Et, justement, le ministre de la Santé publique a donné, lors de son dernier voyage, l’exemple en faisant preuve de beaucoup de tact dans la manière de positionner la Tunisie dans ce qui ressemble fort à une compétition avec de nombreux autres pays à la prise en charge – avec à la clef de nombreux contrats qui sont en jeu – de la mise à niveau des établissements et des personnels hospitaliers libyens.
Emmené visiter des hôpitaux à Tripoli, M. Zenaïdi a exprimé «sa considération pour le progrès scientifique extraordinaire réalisé en Libye» et déclaré que ces établissements «constituent une source de fierté pour nos deux pays». Une attitude subtile de dire que les Tunisiens ne viennent pas en donneurs de leçons mais pour coopérer avec leurs frères libyens.
Aussi, après avoir grandement contribué à faire des échanges commerciaux tuniso-libyens ce qu’ils sont depuis quelques années – d’un niveau tel (près de deux milliards de dinars par an) qu’ils constituent une exception dans l’espace maghrébin –, M. Zenaidi est en train de jeter les bases d’une très étroite collaboration entre la Tunisie et la Libye dans le domaine de la santé, qui va au-delà du simple accueil et soin de malades libyens dans les cliniques privées tunisiennes.

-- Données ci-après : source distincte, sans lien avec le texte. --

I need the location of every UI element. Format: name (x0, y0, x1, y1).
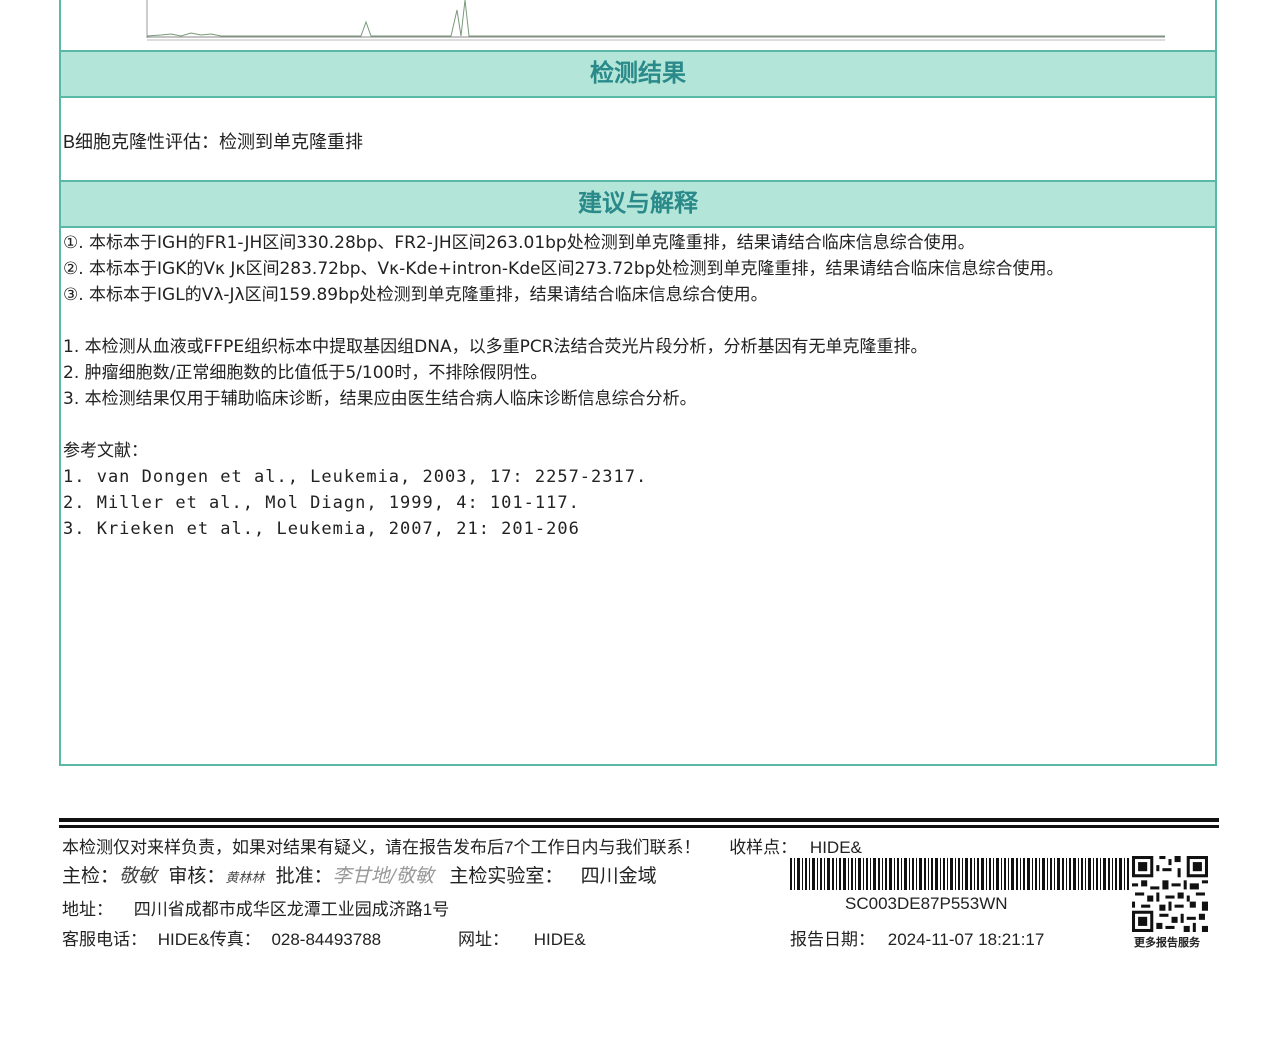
website-label: 网址： (458, 930, 509, 949)
inspector-signature: 敬敏 (119, 865, 158, 887)
finding-item: ③. 本标本于IGL的Vλ-Jλ区间159.89bp处检测到单克隆重排，结果请结… (63, 285, 768, 305)
reference-item: 1. van Dongen et al., Leukemia, 2003, 17… (63, 467, 648, 487)
collection-value: HIDE& (809, 838, 862, 857)
contact-line: 客服电话： HIDE&传真： 028-84493788 (62, 925, 381, 950)
references-title: 参考文献： (63, 441, 148, 461)
lab-label: 主检实验室： (449, 866, 564, 887)
inspector-label: 主检： (62, 866, 120, 887)
report-date-line: 报告日期： 2024-11-07 18:21:17 (790, 925, 1044, 950)
advice-section-header: 建议与解释 (61, 180, 1215, 228)
result-section-header: 检测结果 (61, 50, 1215, 98)
note-item: 2. 肿瘤细胞数/正常细胞数的比值低于5/100时，不排除假阴性。 (63, 363, 548, 383)
address-label: 地址： (62, 900, 113, 919)
address-value: 四川省成都市成华区龙潭工业园成济路1号 (133, 900, 450, 919)
disclaimer-line: 本检测仅对来样负责，如果对结果有疑义，请在报告发布后7个工作日内与我们联系！ 收… (62, 833, 862, 858)
phone-value: HIDE& (157, 930, 210, 949)
barcode-text: SC003DE87P553WN (845, 894, 1008, 913)
address-line: 地址： 四川省成都市成华区龙潭工业园成济路1号 (62, 895, 449, 920)
finding-item: ①. 本标本于IGH的FR1-JH区间330.28bp、FR2-JH区间263.… (63, 233, 975, 253)
result-line: B细胞克隆性评估：检测到单克隆重排 (63, 128, 363, 154)
fax-value: 028-84493788 (271, 930, 382, 949)
result-section-title: 检测结果 (590, 60, 686, 87)
approver-label: 批准： (275, 866, 333, 887)
result-value: 检测到单克隆重排 (219, 132, 364, 152)
footer-divider (59, 818, 1219, 828)
advice-section-title: 建议与解释 (578, 190, 698, 217)
lab-value: 四川金域 (580, 866, 657, 887)
approver-signature: 李甘地/敬敏 (332, 865, 435, 887)
reviewer-label: 审核： (168, 866, 226, 887)
report-frame: 检测结果 B细胞克隆性评估：检测到单克隆重排 建议与解释 ①. 本标本于IGH的… (59, 0, 1217, 766)
website-line: 网址： HIDE& (458, 925, 586, 950)
note-item: 3. 本检测结果仅用于辅助临床诊断，结果应由医生结合病人临床诊断信息综合分析。 (63, 389, 697, 409)
collection-label: 收样点： (729, 838, 798, 857)
electropherogram-strip (61, 0, 1215, 50)
report-date-label: 报告日期： (790, 930, 875, 949)
disclaimer-text: 本检测仅对来样负责，如果对结果有疑义，请在报告发布后7个工作日内与我们联系！ (62, 838, 701, 857)
signatures-line: 主检：敬敏 审核：黄林林 批准：李甘地/敬敏 主检实验室： 四川金域 (62, 861, 657, 888)
qr-code-icon[interactable] (1132, 856, 1208, 932)
note-item: 1. 本检测从血液或FFPE组织标本中提取基因组DNA，以多重PCR法结合荧光片… (63, 337, 928, 357)
advice-body: ①. 本标本于IGH的FR1-JH区间330.28bp、FR2-JH区间263.… (63, 230, 1205, 542)
report-barcode (790, 858, 1129, 890)
fax-label: 传真： (209, 930, 261, 949)
qr-caption: 更多报告服务 (1134, 937, 1200, 949)
reviewer-signature: 黄林林 (225, 871, 265, 886)
website-value: HIDE& (533, 930, 586, 949)
result-label: B细胞克隆性评估： (63, 132, 220, 152)
finding-item: ②. 本标本于IGK的Vκ Jκ区间283.72bp、Vκ-Kde+intron… (63, 259, 1064, 279)
phone-label: 客服电话： (62, 930, 147, 949)
reference-item: 2. Miller et al., Mol Diagn, 1999, 4: 10… (63, 493, 580, 513)
reference-item: 3. Krieken et al., Leukemia, 2007, 21: 2… (63, 519, 580, 539)
report-date-value: 2024-11-07 18:21:17 (887, 930, 1045, 949)
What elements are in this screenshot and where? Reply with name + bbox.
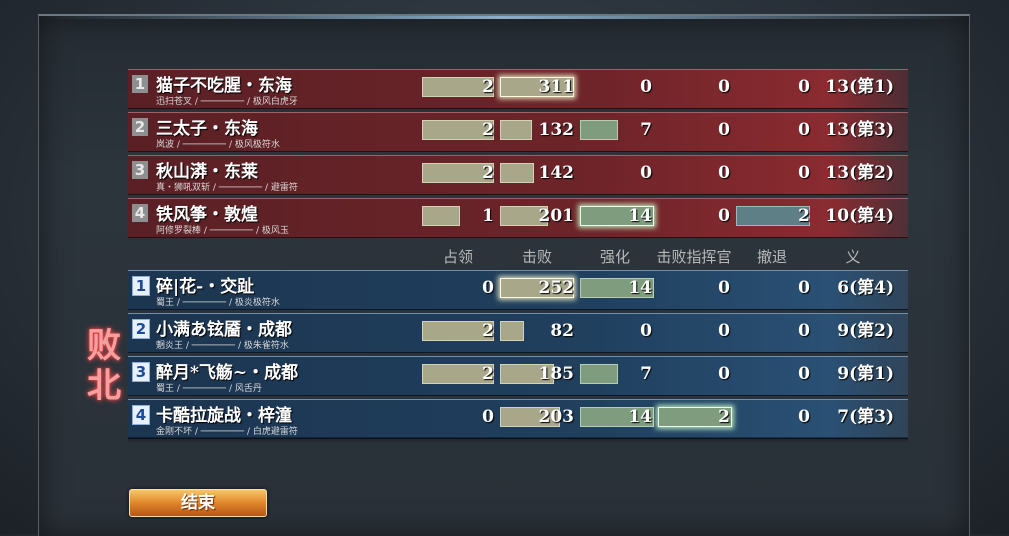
occupy-value: 2: [482, 163, 494, 183]
commander-value: 2: [718, 407, 730, 427]
commander-value: 0: [718, 321, 730, 341]
rank-badge: 1: [132, 75, 148, 93]
enhance-value: 0: [640, 163, 652, 183]
kills-value: 132: [538, 120, 575, 140]
panel-top-highlight: [38, 16, 968, 19]
player-name: 猫子不吃腥・东海: [156, 76, 292, 96]
commander-value: 0: [718, 120, 730, 140]
kills-value: 185: [538, 364, 575, 384]
kills-value: 311: [538, 77, 575, 97]
kills-value: 201: [538, 206, 575, 226]
table-bottom-shadow: [128, 437, 908, 443]
commander-value: 0: [718, 206, 730, 226]
occupy-value: 2: [482, 364, 494, 384]
header-honor: 义: [845, 248, 861, 266]
rank-badge: 4: [132, 405, 150, 425]
retreat-value: 2: [798, 206, 810, 226]
enhance-value: 0: [640, 321, 652, 341]
commander-value: 0: [718, 163, 730, 183]
red-team-row-2: 2 三太子・东海 岚波 / ──────── / 极风极符水 2 132 7 0…: [128, 112, 908, 152]
retreat-value: 0: [798, 77, 810, 97]
rank-badge: 3: [132, 161, 148, 179]
honor-value: 10(第4): [825, 206, 894, 226]
defeat-label: 败北: [87, 326, 121, 406]
blue-team-row-1: 1 碎|花-・交趾 蜀王 / ──────── / 极炎极符水 0 252 14…: [128, 270, 908, 310]
blue-team-row-2: 2 小满あ铉靥・成都 魍炎王 / ──────── / 极朱雀符水 2 82 0…: [128, 313, 908, 353]
kills-value: 142: [538, 163, 575, 183]
rank-badge: 4: [132, 204, 148, 222]
header-kills: 击败: [521, 248, 552, 266]
player-equipment: 蜀王 / ──────── / 极炎极符水: [156, 298, 280, 308]
honor-value: 13(第3): [825, 120, 894, 140]
commander-value: 0: [718, 364, 730, 384]
rank-badge: 1: [132, 276, 150, 296]
blue-team-row-3: 3 醉月*飞觞~・成都 蜀王 / ──────── / 风舌丹 2 185 7 …: [128, 356, 908, 396]
retreat-value: 0: [798, 407, 810, 427]
player-name: 铁风筝・敦煌: [156, 205, 258, 225]
rank-badge: 3: [132, 362, 150, 382]
rank-badge: 2: [132, 319, 150, 339]
player-equipment: 金刚不坏 / ──────── / 白虎避雷符: [156, 427, 298, 437]
honor-value: 13(第2): [825, 163, 894, 183]
commander-value: 0: [718, 77, 730, 97]
enhance-value: 7: [640, 120, 652, 140]
retreat-value: 0: [798, 120, 810, 140]
enhance-value: 14: [628, 206, 652, 226]
player-equipment: 魍炎王 / ──────── / 极朱雀符水: [156, 341, 289, 351]
occupy-value: 2: [482, 120, 494, 140]
enhance-value: 7: [640, 364, 652, 384]
red-team-row-1: 1 猫子不吃腥・东海 迅扫苍叉 / ──────── / 极风白虎牙 2 311…: [128, 69, 908, 109]
player-name: 秋山漭・东莱: [156, 162, 258, 182]
player-equipment: 岚波 / ──────── / 极风极符水: [156, 140, 280, 150]
kills-value: 203: [538, 407, 575, 427]
end-button[interactable]: 结束: [129, 489, 267, 517]
kills-value: 82: [550, 321, 574, 341]
player-name: 三太子・东海: [156, 119, 258, 139]
player-name: 醉月*飞觞~・成都: [156, 363, 299, 383]
retreat-value: 0: [798, 163, 810, 183]
retreat-value: 0: [798, 364, 810, 384]
blue-team-row-4: 4 卡酷拉旋战・梓潼 金刚不坏 / ──────── / 白虎避雷符 0 203…: [128, 399, 908, 439]
header-retreat: 撤退: [756, 248, 787, 266]
retreat-value: 0: [798, 321, 810, 341]
enhance-value: 14: [628, 278, 652, 298]
player-name: 卡酷拉旋战・梓潼: [156, 406, 292, 426]
player-name: 碎|花-・交趾: [156, 277, 255, 297]
player-equipment: 迅扫苍叉 / ──────── / 极风白虎牙: [156, 97, 298, 107]
enhance-value: 14: [628, 407, 652, 427]
occupy-value: 2: [482, 321, 494, 341]
red-team-row-3: 3 秋山漭・东莱 真・狮吼双斩 / ──────── / 避雷符 2 142 0…: [128, 155, 908, 195]
honor-value: 6(第4): [837, 278, 894, 298]
player-name: 小满あ铉靥・成都: [156, 320, 292, 340]
header-commander: 击败指挥官: [656, 248, 732, 266]
honor-value: 13(第1): [825, 77, 894, 97]
enhance-value: 0: [640, 77, 652, 97]
commander-value: 0: [718, 278, 730, 298]
player-equipment: 真・狮吼双斩 / ──────── / 避雷符: [156, 183, 298, 193]
occupy-value: 0: [482, 278, 494, 298]
player-equipment: 蜀王 / ──────── / 风舌丹: [156, 384, 262, 394]
occupy-value: 1: [482, 206, 494, 226]
header-occupy: 占领: [442, 248, 473, 266]
player-equipment: 阿修罗裂棒 / ──────── / 极风玉: [156, 226, 289, 236]
red-team-row-4: 4 铁风筝・敦煌 阿修罗裂棒 / ──────── / 极风玉 1 201 14…: [128, 198, 908, 238]
occupy-value: 2: [482, 77, 494, 97]
occupy-value: 0: [482, 407, 494, 427]
honor-value: 9(第1): [837, 364, 894, 384]
rank-badge: 2: [132, 118, 148, 136]
honor-value: 9(第2): [837, 321, 894, 341]
kills-value: 252: [538, 278, 575, 298]
header-enhance: 强化: [599, 248, 630, 266]
honor-value: 7(第3): [837, 407, 894, 427]
retreat-value: 0: [798, 278, 810, 298]
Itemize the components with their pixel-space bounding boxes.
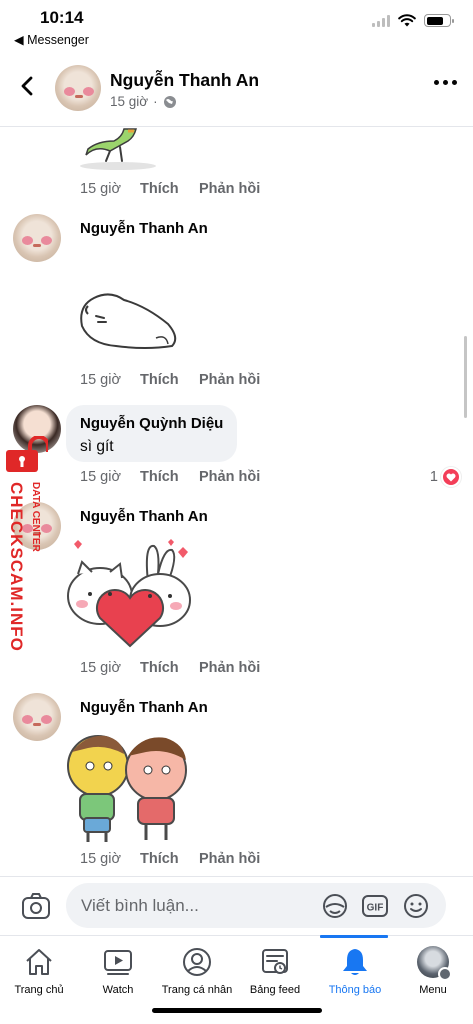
bell-icon: [343, 949, 367, 975]
avatar[interactable]: [13, 693, 61, 741]
reply-button[interactable]: Phản hồi: [199, 660, 260, 676]
header-subtitle: 15 giờ ·: [110, 94, 177, 109]
menu-avatar: [417, 946, 452, 981]
comment-author[interactable]: Nguyễn Thanh An: [80, 508, 208, 525]
comment-actions: 15 giờ Thích Phản hồi: [80, 851, 260, 867]
wifi-icon: [398, 14, 416, 27]
reaction-count: 1: [429, 469, 438, 485]
scrollbar[interactable]: [464, 336, 467, 418]
avatar[interactable]: [13, 214, 61, 262]
comment-text: sì gít: [80, 438, 114, 455]
comment-author[interactable]: Nguyễn Quỳnh Diệu: [80, 415, 223, 432]
comment-actions: 15 giờ Thích Phản hồi: [80, 372, 260, 388]
reply-button[interactable]: Phản hồi: [199, 851, 260, 867]
emoji-icon[interactable]: [403, 893, 429, 919]
comment-actions: 15 giờ Thích Phản hồi: [80, 660, 260, 676]
home-indicator: [152, 1008, 322, 1013]
back-arrow-icon[interactable]: [16, 74, 40, 98]
status-icons: [372, 14, 454, 27]
comment-time: 15 giờ: [80, 851, 121, 867]
comment-actions: 15 giờ Thích Phản hồi: [80, 181, 260, 197]
comment-time: 15 giờ: [80, 181, 121, 197]
reply-button[interactable]: Phản hồi: [199, 372, 260, 388]
watermark-sub: DATA CENTER: [30, 482, 41, 552]
comment-author[interactable]: Nguyễn Thanh An: [80, 699, 208, 716]
bunny-heart-sticker: [67, 539, 191, 648]
comment-input[interactable]: Viết bình luận... GIF: [66, 883, 446, 928]
watermark: CHECKSCAM.INFO DATA CENTER: [0, 436, 52, 666]
more-options-icon[interactable]: [434, 80, 457, 85]
header-name[interactable]: Nguyễn Thanh An: [110, 70, 259, 91]
reaction-summary[interactable]: 1: [430, 467, 461, 487]
feed-icon: [262, 949, 288, 974]
nav-label: Menu: [419, 984, 447, 996]
seal-sticker: [80, 293, 177, 349]
like-button[interactable]: Thích: [140, 469, 199, 485]
like-button[interactable]: Thích: [140, 372, 199, 388]
camera-icon[interactable]: [21, 892, 51, 920]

Lors de son dernier voyage à Tripoli, le ministre de la Santé publique a pu ouvrir la voie à une percée des opérateurs tunisiens en Libye même. Certes, les deux pays collaborent déjà – comme dans la surveillance des maladies contagieuses –, et ils s’en sont déclarés satisfaits à cette occasion, tout en décidant d’aller plus loin, à commencer par ce domaine.
De nouveaux axes de coopération
Ainsi, il a été décidé de créer un «réseau de surveillance et d’alerte» dans le domaine des épidémies, d’échanger expériences et informations au sujet du cancer, de coopérer dans la surveillance sanitaire des produits de santé et alimentaires qui traversent la frontière entre les deux pays, de renforcer les dispositifs de lutte contre les maladies d’origine animale, de former un comité mixte pour unifier les procédures de contrôle des usines de produits pharmaceutiques dans les deux pays, de lutter contre la contrebande et la contrefaçon de médicaments.
Mais le plus important dans les accords conclus concerne la mise de l’expérience de la Tunisie à la disposition de la Libye pour l’aider à réaliser la mise à niveau de ses structures hospitalières et des compétences locales qui y sont employées. A cet effet, les deux parties ont décidé d’organiser dorénavant tous les ans un congrès ou une rencontre scientifique tuniso-libyenne «pour suivre la mise en place de systèmes de qualité des services de santé et de sécurité des malades dans les établissements sanitaires des deux pays », d’«échanger les experts et l’expertise dans le domaine de la formation des infirmiers et des techniciens», de créer un centre de formation tuniso-libyen en Libye destiné aux aides-soignants, et d’encourager l’investissement mixte dans l’industrie pharmaceutique.
Mais comme la Tunisie n’a pas le monopole de ce genre d’accords avec la Libye, il appartiendra aux Tunisiens actifs dans la santé de «transformer l’essai» et de s’imposer dans cette course, où ils devront soutenir la concurrence notamment des Français et des Etats-uniens.